Leadership development, in his view, cannot be incidental.

That belief led him to help create the American Orthopaedic Association’s Emerging Leaders Program in the early 2000s, which is designed to identify surgeons within their first decade of practice and equip them with skills in negotiation, communication and strategic planning.

“There were definitely younger people that had leadership potential,” he said, “but there was no way to engage.”

Two decades later, he helped endow the program to ensure its longevity. “I just love engaging and helping with young leaders,” he said.

Retention is built on structure, not slogans

Dr. Boden’s 20-year retention record, he emphasizes, was not the product of luck. It required confidence in local leadership and transparency, “not always good news,” he said, along with a system perceived as fair. But fairness alone is not enough. Flexibility matters.

“You need flexibility for the uber performers,” he said, “and for those that are maybe lower performers but serve other purposes, in a way that makes everyone feel valued.”

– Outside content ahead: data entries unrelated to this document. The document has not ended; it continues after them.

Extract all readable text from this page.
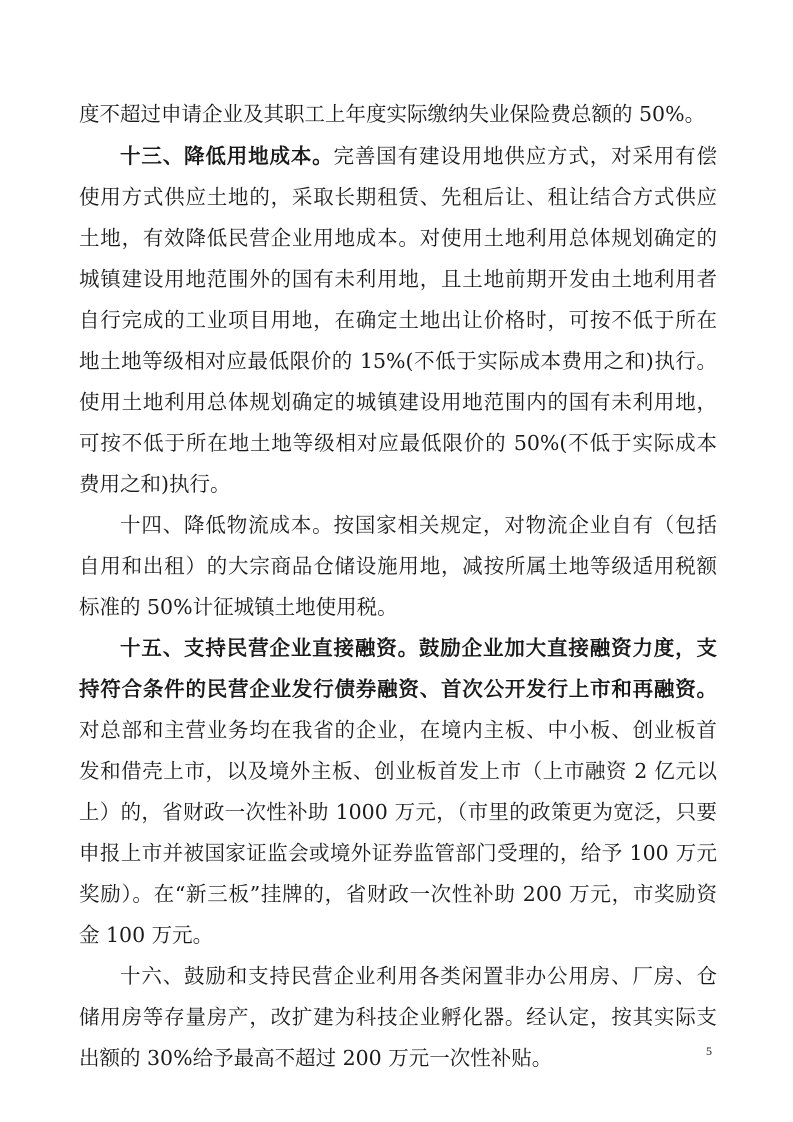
度不超过申请企业及其职工上年度实际缴纳失业保险费总额的 50%。
十三、降低用地成本。完善国有建设用地供应方式，对采用有偿
使用方式供应土地的，采取长期租赁、先租后让、租让结合方式供应
土地，有效降低民营企业用地成本。对使用土地利用总体规划确定的
城镇建设用地范围外的国有未利用地，且土地前期开发由土地利用者
自行完成的工业项目用地，在确定土地出让价格时，可按不低于所在
地土地等级相对应最低限价的 15%(不低于实际成本费用之和)执行。
使用土地利用总体规划确定的城镇建设用地范围内的国有未利用地，
可按不低于所在地土地等级相对应最低限价的 50%(不低于实际成本
费用之和)执行。
十四、降低物流成本。按国家相关规定，对物流企业自有（包括
自用和出租）的大宗商品仓储设施用地，减按所属土地等级适用税额
标准的 50%计征城镇土地使用税。
十五、支持民营企业直接融资。鼓励企业加大直接融资力度，支
持符合条件的民营企业发行债券融资、首次公开发行上市和再融资。
对总部和主营业务均在我省的企业，在境内主板、中小板、创业板首
发和借壳上市，以及境外主板、创业板首发上市（上市融资 2 亿元以
上）的，省财政一次性补助 1000 万元，（市里的政策更为宽泛，只要
申报上市并被国家证监会或境外证券监管部门受理的，给予 100 万元
奖励）。在“新三板”挂牌的，省财政一次性补助 200 万元，市奖励资
金 100 万元。
十六、鼓励和支持民营企业利用各类闲置非办公用房、厂房、仓
储用房等存量房产，改扩建为科技企业孵化器。经认定，按其实际支
出额的 30%给予最高不超过 200 万元一次性补贴。	5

Rigid standardization can push away top producers. Too much variability can create inequity. Sustainable leadership, he suggests, lies in setting guardrails without eliminating autonomy.

The operational piece most systems underestimate

Looking ahead five to 10 years, Dr. Boden believes access to orthopedic and spine care will hinge less on recruiting slogans and more on operational discipline. Orthopedics is inherently high volume. That reality demands an efficient outpatient infrastructure.

“In order to provide the best patient experience and enable orthopedic surgeons to be maximally productive,” he said, “it requires an efficient outpatient operation.”

That includes advanced practice providers, including physician assistants, nurse practitioners and, in some cases, athletic trainers, deployed thoughtfully based on subspecialty needs.

If outpatient workflows are inefficient, burnout follows. If high-performing surgeons are not adequately supported, turnover accelerates.

“Figure out who the real productive clinicians are and make sure that they’re supported,” he said. “When they’re maximally productive, they’re going to be happy. They’re not going to be burned out. They’re going to feel valued.”

The formula may sound simple. Execution rarely is.

But in Dr. Boden’s view, the future of orthopedic access will not be decided by generational debates alone. It will be decided by whether health systems build environments where surgeons can spend their entire careers, not just their first contract, and remain both productive and engaged.